'Operation Last Call': 18 Charged for Swiping 100,000 Mini Liquor Bottles

PHOTO: 18 people have been charged in the theft of mini bottles of alcohol and duty-free merchandise from JFK Airport.PlayCourtesy Queens District Attorneys Office
WATCH JFK Airport Employees Busted in Liquor Sting

Eighteen New York airport workers have been arrested and charged with stealing more than 100,000 mini bottles of liquor and other duty-free items valued at over $750,000 over the past five months, according to authorities.

The John F. Kennedy International Airport workers include 15 present and former food and beverage truck drivers as well as three security guards.

"The defendants arrested in Operation Last Call violated and sold out their position of trust and access to the secure areas of the airport, including access to commercial aviation, all for personal greed," Inspector General Robert Van Etten said in a news release. "More egregious, is the conduct of three security guards employed to secure, protect and report crime at JFK International Airport but who also were involved in selling out their positions of trust to line their pockets."

Officials allege that Sky Chefs truck drivers would remove the unsold liquor bottles from the plane and either transport them to their own personal cars or sell them to co-workers on the loading docks, instead of transporting them back to the storage facility.

They further alleged that security guards were given some of the bottles in return for not carefully inspecting the vehicles at checkpoints.

"If a terrorist wanted to breach airport security, the alleged actions of these defendants gave then a back-door opportunity to do so," Queens District Attorney Richard Brown said.

The accused workers allegedly sold the mini bottles of booze.
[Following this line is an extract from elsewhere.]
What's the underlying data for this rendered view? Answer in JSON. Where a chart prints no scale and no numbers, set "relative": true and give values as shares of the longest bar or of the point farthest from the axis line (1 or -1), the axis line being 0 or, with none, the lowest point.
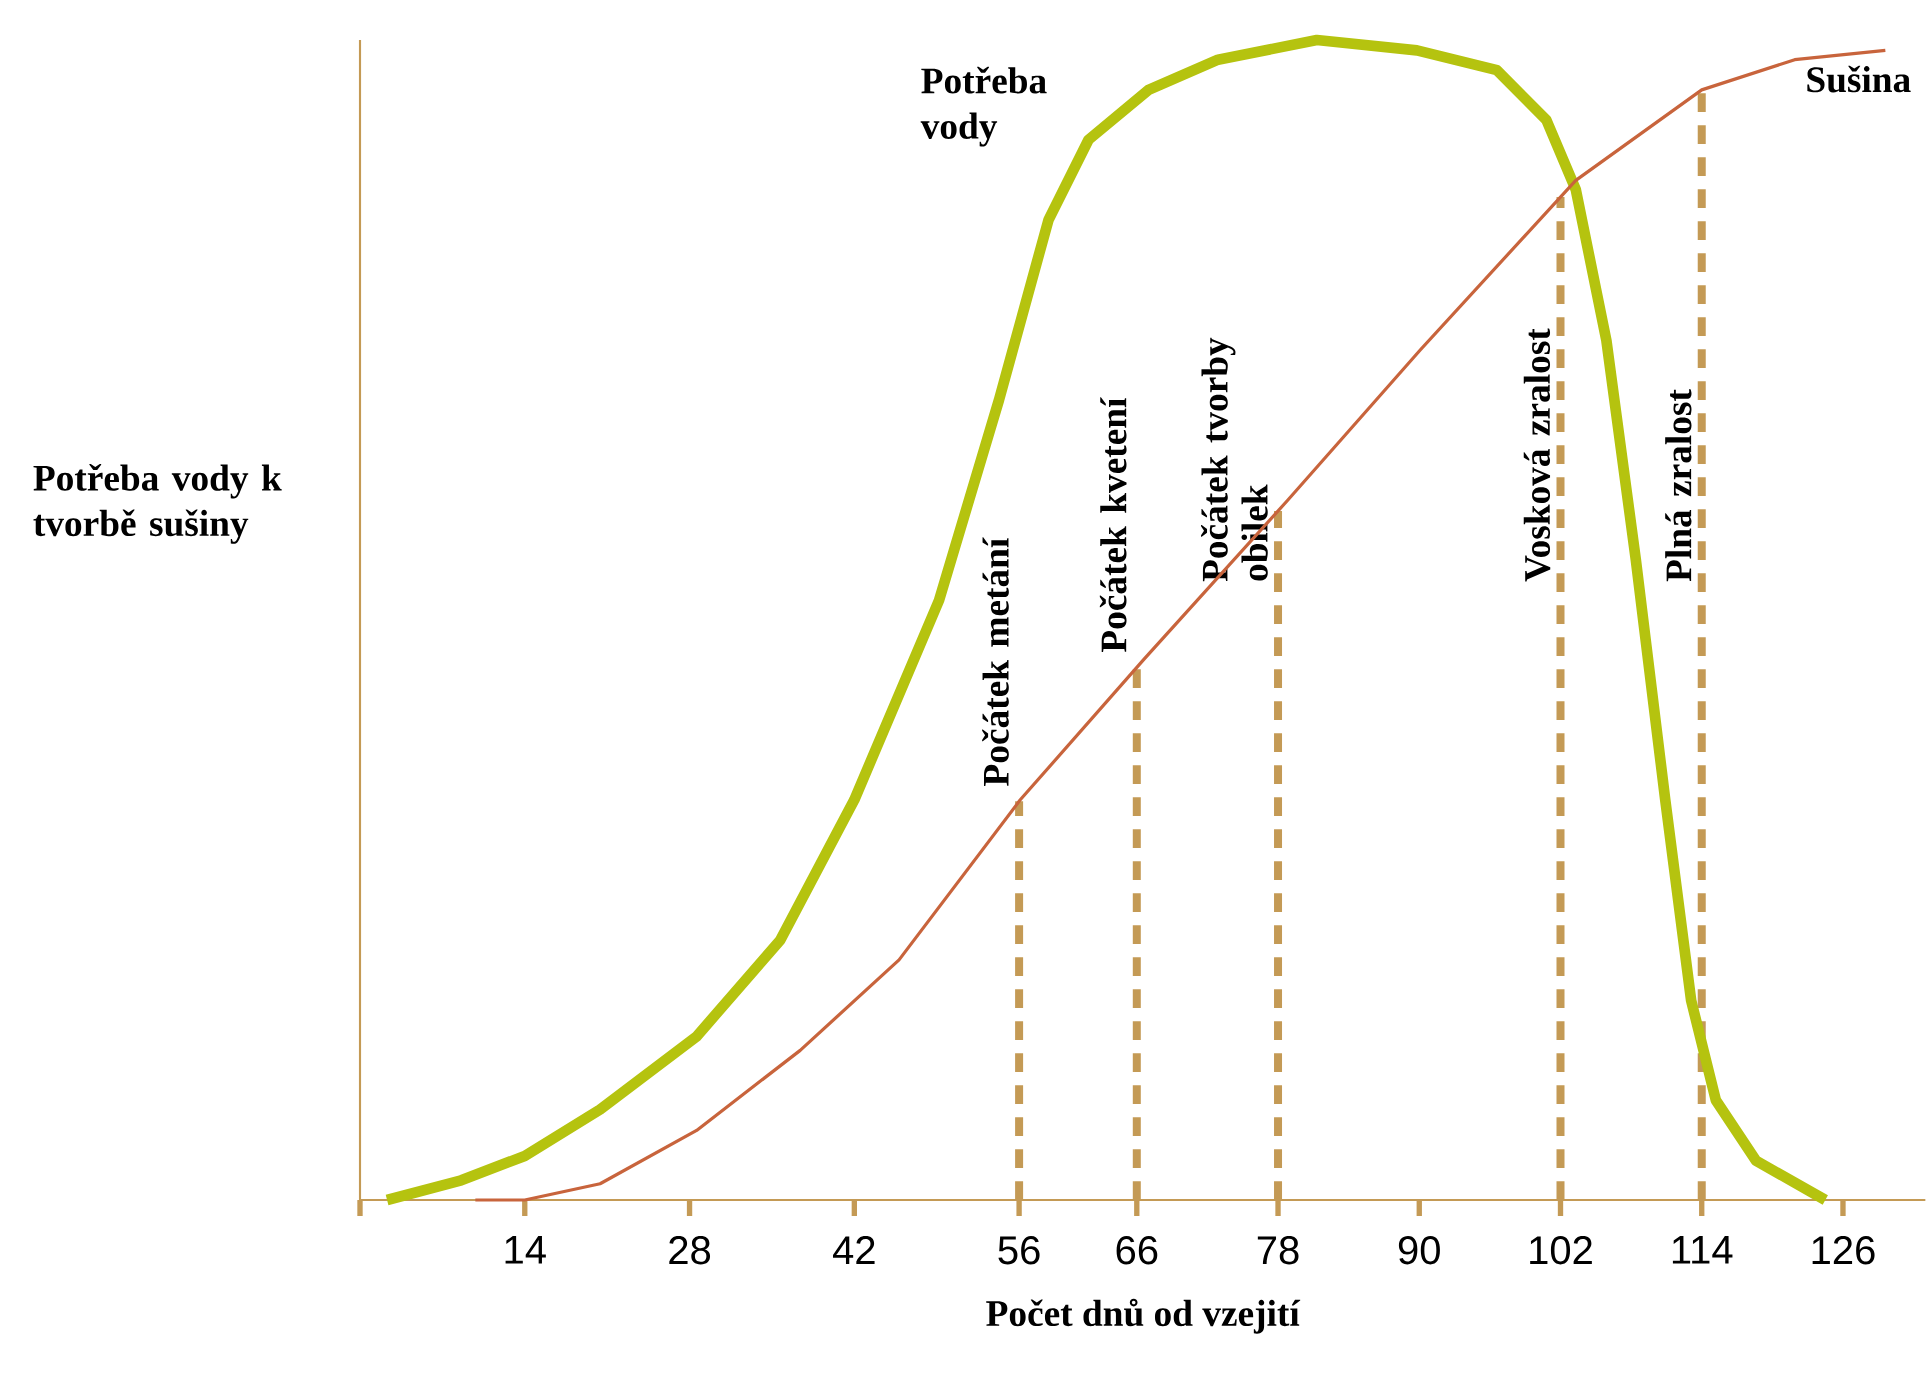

Officials said in a news release that depending on the brand of liquor, the black market prices ran from 55 cents for a bottle of Baileys to $1.25 for a bottle of Courvoisier. In flight, those drinks are sold for $7.

Investigators believe the theft ring may have been operating for several years.

The scheme was uncovered when the Port Authority Inspector General's office "developed information" that employees were stealing alcohol at the airport. Investigators spent months conducting surveillance and made 57 undercover buys of more than 57,000 mini bottles.

Most of the accused were arrested on Wednesday after they were called "to attend an important security meeting at the airport," according to the DA's office.

The 18 defendants range from ages 20 to 64 and some could face up to 15 years in prison. The various charges include criminal possession of stolen property, bribe receiving and grand larceny.

"What is extremely troubling in this post-9/11 world is that all of these individuals had unfettered access to the secure aeronautical area of the airport and that gives pause for concern that they could have or would have sold out their access and trust for more nefarious or sinister purposes," Van Etten said.

Authorities vowed to "bring justice to those who corrupt the integrity and security of our airports and facilities."